Now let’s do a fun computation. We’ll calculate an average temperature at each hour, and look at the difference (anomaly?) from it over the course of our timeseries.

This will be a large computation, so let’s parallelize it on a cluster.

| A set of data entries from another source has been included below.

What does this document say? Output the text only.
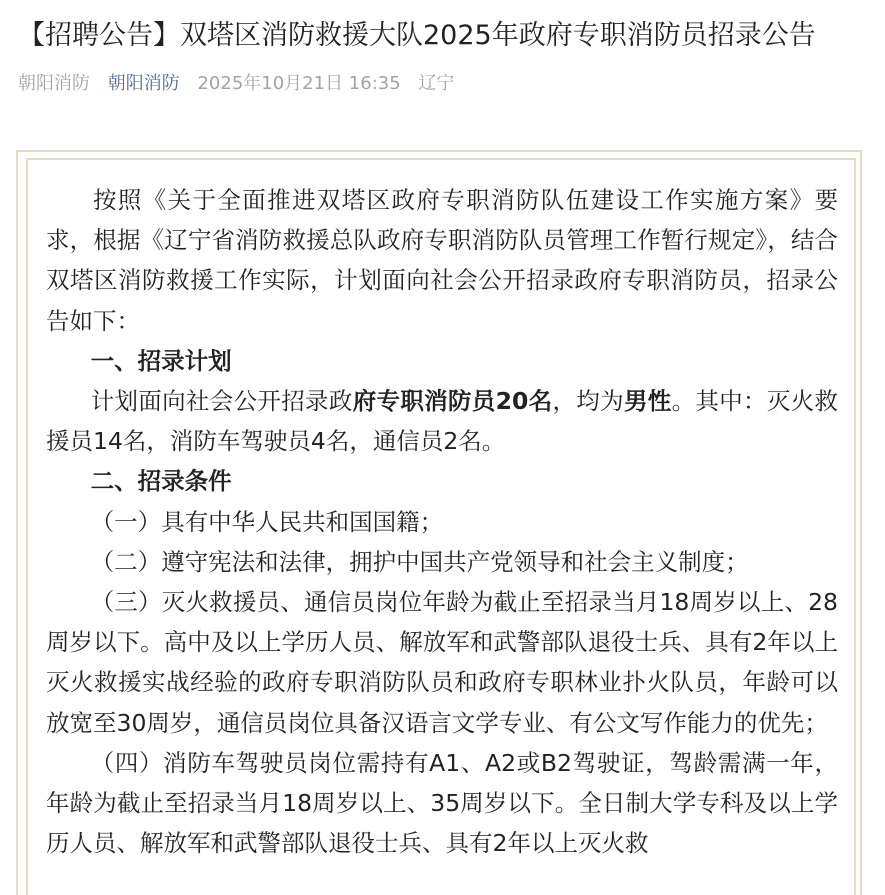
【招聘公告】双塔区消防救援大队2025年政府专职消防员招录公告
朝阳消防 朝阳消防 2025年10月21日 16:35 辽宁

按照《关于全面推进双塔区政府专职消防队伍建设工作实施方案》要求，根据《辽宁省消防救援总队政府专职消防队员管理工作暂行规定》，结合双塔区消防救援工作实际，计划面向社会公开招录政府专职消防员，招录公告如下：

一、招录计划

计划面向社会公开招录政府专职消防员20名，均为男性。其中：灭火救援员14名，消防车驾驶员4名，通信员2名。

二、招录条件

（一）具有中华人民共和国国籍；

（二）遵守宪法和法律，拥护中国共产党领导和社会主义制度；

（三）灭火救援员、通信员岗位年龄为截止至招录当月18周岁以上、28周岁以下。高中及以上学历人员、解放军和武警部队退役士兵、具有2年以上灭火救援实战经验的政府专职消防队员和政府专职林业扑火队员，年龄可以放宽至30周岁，通信员岗位具备汉语言文学专业、有公文写作能力的优先；

（四）消防车驾驶员岗位需持有A1、A2或B2驾驶证，驾龄需满一年，年龄为截止至招录当月18周岁以上、35周岁以下。全日制大学专科及以上学历人员、解放军和武警部队退役士兵、具有2年以上灭火救
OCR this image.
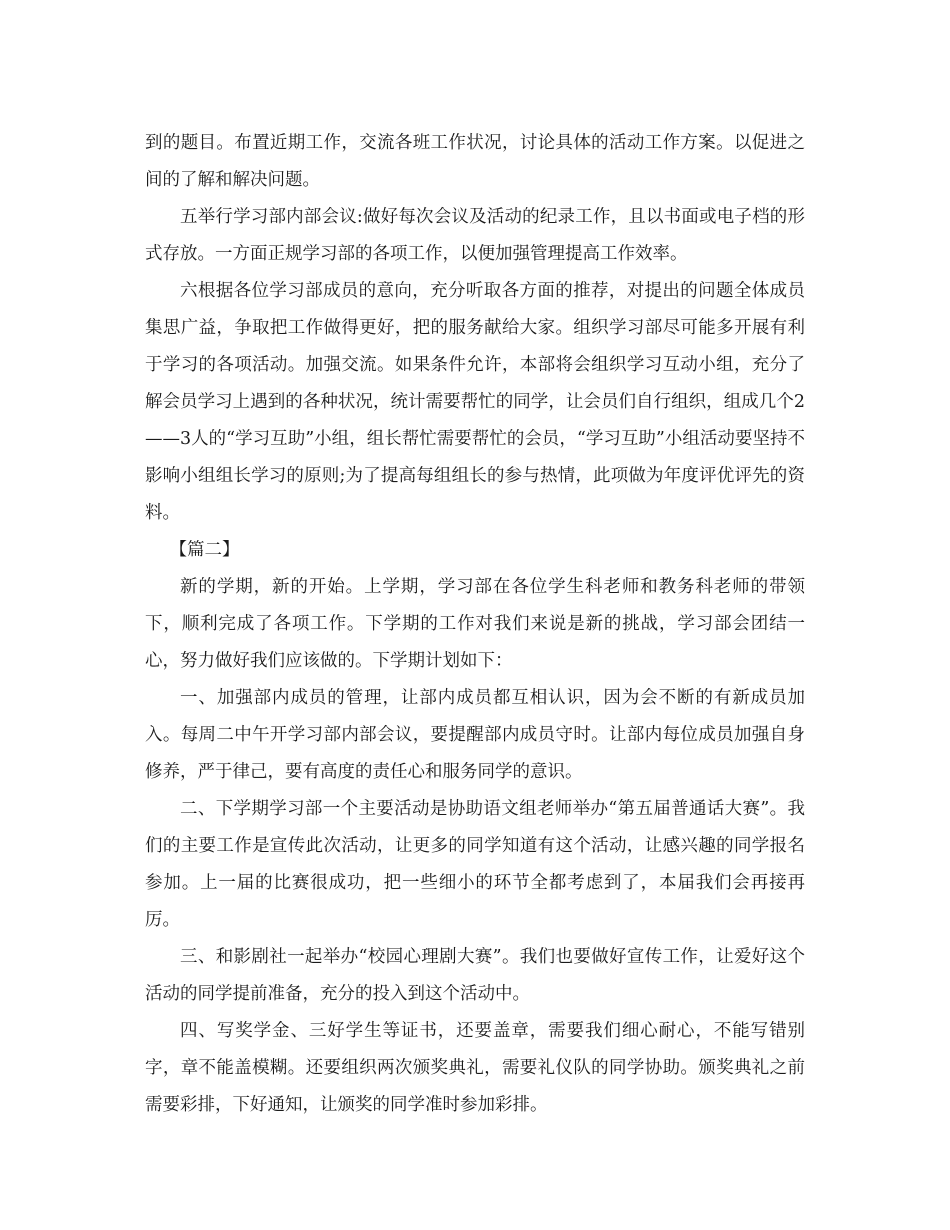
到的题目。布置近期工作，交流各班工作状况，讨论具体的活动工作方案。以促进之间的了解和解决问题。

五举行学习部内部会议:做好每次会议及活动的纪录工作，且以书面或电子档的形式存放。一方面正规学习部的各项工作，以便加强管理提高工作效率。

六根据各位学习部成员的意向，充分听取各方面的推荐，对提出的问题全体成员集思广益，争取把工作做得更好，把的服务献给大家。组织学习部尽可能多开展有利于学习的各项活动。加强交流。如果条件允许，本部将会组织学习互动小组，充分了解会员学习上遇到的各种状况，统计需要帮忙的同学，让会员们自行组织，组成几个2——3人的“学习互助”小组，组长帮忙需要帮忙的会员，“学习互助”小组活动要坚持不影响小组组长学习的原则;为了提高每组组长的参与热情，此项做为年度评优评先的资料。

【篇二】

新的学期，新的开始。上学期，学习部在各位学生科老师和教务科老师的带领下，顺利完成了各项工作。下学期的工作对我们来说是新的挑战，学习部会团结一心，努力做好我们应该做的。下学期计划如下：

一、加强部内成员的管理，让部内成员都互相认识，因为会不断的有新成员加入。每周二中午开学习部内部会议，要提醒部内成员守时。让部内每位成员加强自身修养，严于律己，要有高度的责任心和服务同学的意识。

二、下学期学习部一个主要活动是协助语文组老师举办“第五届普通话大赛”。我们的主要工作是宣传此次活动，让更多的同学知道有这个活动，让感兴趣的同学报名参加。上一届的比赛很成功，把一些细小的环节全都考虑到了，本届我们会再接再厉。

三、和影剧社一起举办“校园心理剧大赛”。我们也要做好宣传工作，让爱好这个活动的同学提前准备，充分的投入到这个活动中。

四、写奖学金、三好学生等证书，还要盖章，需要我们细心耐心，不能写错别字，章不能盖模糊。还要组织两次颁奖典礼，需要礼仪队的同学协助。颁奖典礼之前需要彩排，下好通知，让颁奖的同学准时参加彩排。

from dask_gateway import GatewayCluster

cluster = GatewayCluster()
cluster.scale(16)
client = cluster.get_client()
client

Client

Client-7e49bf19-f4bf-11ed-83c7-32bb6486e0f8

Connection method: Cluster object Cluster type: dask_gateway.GatewayCluster
Dashboard: /services/dask-gateway/clusters/default.c0d5d67063384fe2acdb71d0e6615657/status

Cluster Info

GatewayCluster

subset = ds["T2D"].isel(y=slice(2400, 2880), x=slice(2880, 3456))
subset
<xarray.DataArray 'T2D' (time: 7306, y: 480, x: 576)>
dask.array<getitem, shape=(7306, 480, 576), dtype=float64, chunksize=(168, 240, 288), chunktype=numpy.ndarray>
Coordinates:
    crs      int64 0
  * time     (time) datetime64[ns] 2022-06-29 ... 2023-04-29T10:00:00
  * x        (x) float64 5.765e+05 5.775e+05 5.785e+05 ... 1.151e+06 1.152e+06
  * y        (y) float64 4.805e+05 4.815e+05 4.825e+05 ... 9.585e+05 9.595e+05
Attributes:
    cell_methods:    time: point
    esri_pe_string:  PROJCS["Lambert_Conformal_Conic",GEOGCS["GCS_Sphere",DAT...
    grid_mapping:    crs
    long_name:       2-m Air Temperature
    proj4:           +proj=lcc +units=m +a=6370000.0 +b=6370000.0 +lat_1=30.0...
    remap:           remapped via ESMF regrid_with_weights: Bilinear
    standard_name:   air_temperature
    units:           K
hourly = subset.groupby("time.hour").mean(dim="time")
hourly
<xarray.DataArray 'T2D' (hour: 24, y: 480, x: 576)>
dask.array<transpose, shape=(24, 480, 576), dtype=float64, chunksize=(24, 240, 288), chunktype=numpy.ndarray>
Coordinates:
    crs      int64 0
  * x        (x) float64 5.765e+05 5.775e+05 5.785e+05 ... 1.151e+06 1.152e+06
  * y        (y) float64 4.805e+05 4.815e+05 4.825e+05 ... 9.585e+05 9.595e+05
  * hour     (hour) int64 0 1 2 3 4 5 6 7 8 9 ... 14 15 16 17 18 19 20 21 22 23
Attributes:
    cell_methods:    time: point
    esri_pe_string:  PROJCS["Lambert_Conformal_Conic",GEOGCS["GCS_Sphere",DAT...
    grid_mapping:    crs
    long_name:       2-m Air Temperature
    proj4:           +proj=lcc +units=m +a=6370000.0 +b=6370000.0 +lat_1=30.0...
    remap:           remapped via ESMF regrid_with_weights: Bilinear
    standard_name:   air_temperature
    units:           K

We’ll use this result in a computation later on, so let’s persist it on the cluster.

hourly = hourly.persist()

And peek at the first timestamp.

hourly.isel(hour=0).plot();
_images/82a10334b392981ed60abf69ded3985088502160f07dc4bff8544f53a37e58f8.png

Now we can calculate the anomaly.

import dask

with dask.config.set(**{"array.slicing.split_large_chunks": True}):
    anomaly = subset.groupby("time.hour") - hourly
anomaly
<xarray.DataArray 'T2D' (time: 7306, y: 480, x: 576)>
dask.array<sub, shape=(7306, 480, 576), dtype=float64, chunksize=(168, 240, 288), chunktype=numpy.ndarray>
Coordinates:
    crs      (time) int64 0 0 0 0 0 0 0 0 0 0 0 0 0 ... 0 0 0 0 0 0 0 0 0 0 0 0
  * time     (time) datetime64[ns] 2022-06-29 ... 2023-04-29T10:00:00
  * x        (x) float64 5.765e+05 5.775e+05 5.785e+05 ... 1.151e+06 1.152e+06
  * y        (y) float64 4.805e+05 4.815e+05 4.825e+05 ... 9.585e+05 9.595e+05
    hour     (time) int64 0 1 2 3 4 5 6 7 8 9 10 11 ... 0 1 2 3 4 5 6 7 8 9 10
avg = anomaly.mean(dim=("y", "x"))
avg
<xarray.DataArray 'T2D' (time: 7306)>
dask.array<mean_agg-aggregate, shape=(7306,), dtype=float64, chunksize=(168,), chunktype=numpy.ndarray>
Coordinates:
    crs      (time) int64 0 0 0 0 0 0 0 0 0 0 0 0 0 ... 0 0 0 0 0 0 0 0 0 0 0 0
  * time     (time) datetime64[ns] 2022-06-29 ... 2023-04-29T10:00:00
    hour     (time) int64 0 1 2 3 4 5 6 7 8 9 10 11 ... 0 1 2 3 4 5 6 7 8 9 10

This is a small result, so we can bring it back to the client with .compute().

avg = avg.compute()

And visualize the result.

fig, ax = plt.subplots()
avg.plot(label="Anomaly", ax=ax)
ax.legend()
sns.despine()
_images/b83a7579cd5287bdf8237f4f2c3542baffdc3c2b82a636d59877b730876c16a8.png

Now let’s clean up and move on to Tabular. When you stop the notebook kernel you’ll automatically stop the cluster as well.